Data classes

Data tidying and importing

Data Science with R

We talked about types so far, next we’ll introduce the concept of classes

Vectors are like Lego building blocks
We stick them together to build more complicated constructs, e.g. representations of data
The class attribute relates to the S3 class of an object which determines its behaviour
- You don’t need to worry about what S3 classes really mean, but you can read more about it here if you’re curious
Examples: factors, dates, and data frames

Factors

R uses factors to handle categorical variables, variables that have a fixed and known set of possible values

x <- factor(c("BS", "MS", "PhD", "MS"))
x

[1] BS  MS  PhD MS 
Levels: BS MS PhD

typeof(x)

[1] "integer"

class(x)

[1] "factor"

We can think of factors like character (level labels) and an integer (level numbers) glued together

glimpse(x)

 Factor w/ 3 levels "BS","MS","PhD": 1 2 3 2

as.integer(x)

[1] 1 2 3 2

y <- as.Date("2025-01-01")
y

[1] "2025-01-01"

typeof(y)

[1] "double"

class(y)

[1] "Date"

We can think of dates like an integer (the number of days since the origin, 1 Jan 1970) and an integer (the origin) glued together

as.integer(y)

[1] 20089

as.integer(y) / 365 # roughly 55 yrs

[1] 55.03836

We can think of data frames like like vectors of equal length glued together

df <- data.frame(x = 1:2, y = 3:4)
df

  x y
1 1 3
2 2 4

typeof(df)

[1] "list"

class(df)

[1] "data.frame"

Lists are a generic vector container; vectors of any type can go in them

l <- list(
  x = 1:4,
  y = c("hi", "hello", "jello"),
  z = c(TRUE, FALSE)
)
l

$x
[1] 1 2 3 4

$y
[1] "hi"    "hello" "jello"

$z
[1]  TRUE FALSE

df

  x y
1 1 3
2 2 4

df |>
  pull(y)

[1] 3 4

handedness <- read_csv("data/handedness.csv")
glimpse(handedness)

Rows: 60
Columns: 2
$ name       <chr> "Abdiel Camacho", "Abram Sanders", "Ady…
$ preference <chr> "left", "ambidextrous", "right", "right…

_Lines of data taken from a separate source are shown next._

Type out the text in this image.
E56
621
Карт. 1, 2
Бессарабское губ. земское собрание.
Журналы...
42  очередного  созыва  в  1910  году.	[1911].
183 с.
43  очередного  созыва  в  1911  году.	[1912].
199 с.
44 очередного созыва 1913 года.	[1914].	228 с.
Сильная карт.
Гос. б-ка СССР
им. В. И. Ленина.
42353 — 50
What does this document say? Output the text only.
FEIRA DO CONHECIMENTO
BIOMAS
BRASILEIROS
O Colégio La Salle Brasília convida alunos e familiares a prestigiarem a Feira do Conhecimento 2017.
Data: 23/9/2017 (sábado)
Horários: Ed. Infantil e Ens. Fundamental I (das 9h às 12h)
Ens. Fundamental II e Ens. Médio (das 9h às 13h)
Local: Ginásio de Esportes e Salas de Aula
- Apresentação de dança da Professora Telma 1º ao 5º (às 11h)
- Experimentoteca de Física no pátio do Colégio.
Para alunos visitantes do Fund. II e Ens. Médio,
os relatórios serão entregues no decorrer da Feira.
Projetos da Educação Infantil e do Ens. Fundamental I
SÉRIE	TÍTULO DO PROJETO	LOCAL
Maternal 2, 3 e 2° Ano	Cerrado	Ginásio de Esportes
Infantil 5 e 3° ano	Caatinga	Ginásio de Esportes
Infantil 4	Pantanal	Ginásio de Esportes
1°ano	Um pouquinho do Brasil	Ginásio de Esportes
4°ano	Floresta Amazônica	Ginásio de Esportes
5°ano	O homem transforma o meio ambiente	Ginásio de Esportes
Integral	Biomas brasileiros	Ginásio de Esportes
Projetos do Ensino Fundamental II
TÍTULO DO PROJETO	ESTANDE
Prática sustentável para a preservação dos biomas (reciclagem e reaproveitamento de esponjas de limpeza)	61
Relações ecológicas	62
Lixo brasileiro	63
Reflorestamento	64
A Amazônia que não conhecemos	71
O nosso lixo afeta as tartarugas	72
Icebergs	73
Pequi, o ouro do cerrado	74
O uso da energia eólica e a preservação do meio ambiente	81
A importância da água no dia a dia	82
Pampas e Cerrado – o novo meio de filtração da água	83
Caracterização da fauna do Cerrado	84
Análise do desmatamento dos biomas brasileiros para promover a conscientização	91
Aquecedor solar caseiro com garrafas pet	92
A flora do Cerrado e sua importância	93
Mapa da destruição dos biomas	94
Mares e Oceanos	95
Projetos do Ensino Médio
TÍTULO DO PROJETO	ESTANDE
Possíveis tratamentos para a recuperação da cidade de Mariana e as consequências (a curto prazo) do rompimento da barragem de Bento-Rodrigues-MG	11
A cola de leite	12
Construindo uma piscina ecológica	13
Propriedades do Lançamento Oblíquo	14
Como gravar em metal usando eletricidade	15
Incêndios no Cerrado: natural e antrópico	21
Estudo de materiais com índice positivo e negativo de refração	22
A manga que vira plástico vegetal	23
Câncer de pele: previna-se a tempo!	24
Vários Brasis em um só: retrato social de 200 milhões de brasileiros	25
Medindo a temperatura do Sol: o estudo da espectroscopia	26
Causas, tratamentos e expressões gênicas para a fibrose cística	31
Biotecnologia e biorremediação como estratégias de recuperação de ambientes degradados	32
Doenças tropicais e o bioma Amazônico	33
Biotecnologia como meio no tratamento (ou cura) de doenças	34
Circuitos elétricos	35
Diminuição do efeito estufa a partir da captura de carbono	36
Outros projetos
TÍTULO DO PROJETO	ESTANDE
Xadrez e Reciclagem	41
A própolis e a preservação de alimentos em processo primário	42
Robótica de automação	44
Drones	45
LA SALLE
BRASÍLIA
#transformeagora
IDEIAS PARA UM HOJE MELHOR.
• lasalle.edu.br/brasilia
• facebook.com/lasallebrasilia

ggplot(handedness, mapping = aes(x = preference)) +
  geom_bar()

handedness |>
  mutate(preference = fct_infreq(preference)) |>
  ggplot(mapping = aes(x = preference)) +
  geom_bar()

… stay for the logo

The forcats package provides a suite of useful tools that solve common problems with factors
Factors are useful when you have true categorical data and you want to override the ordering of character vectors to improve display
They are also useful in modeling scenarios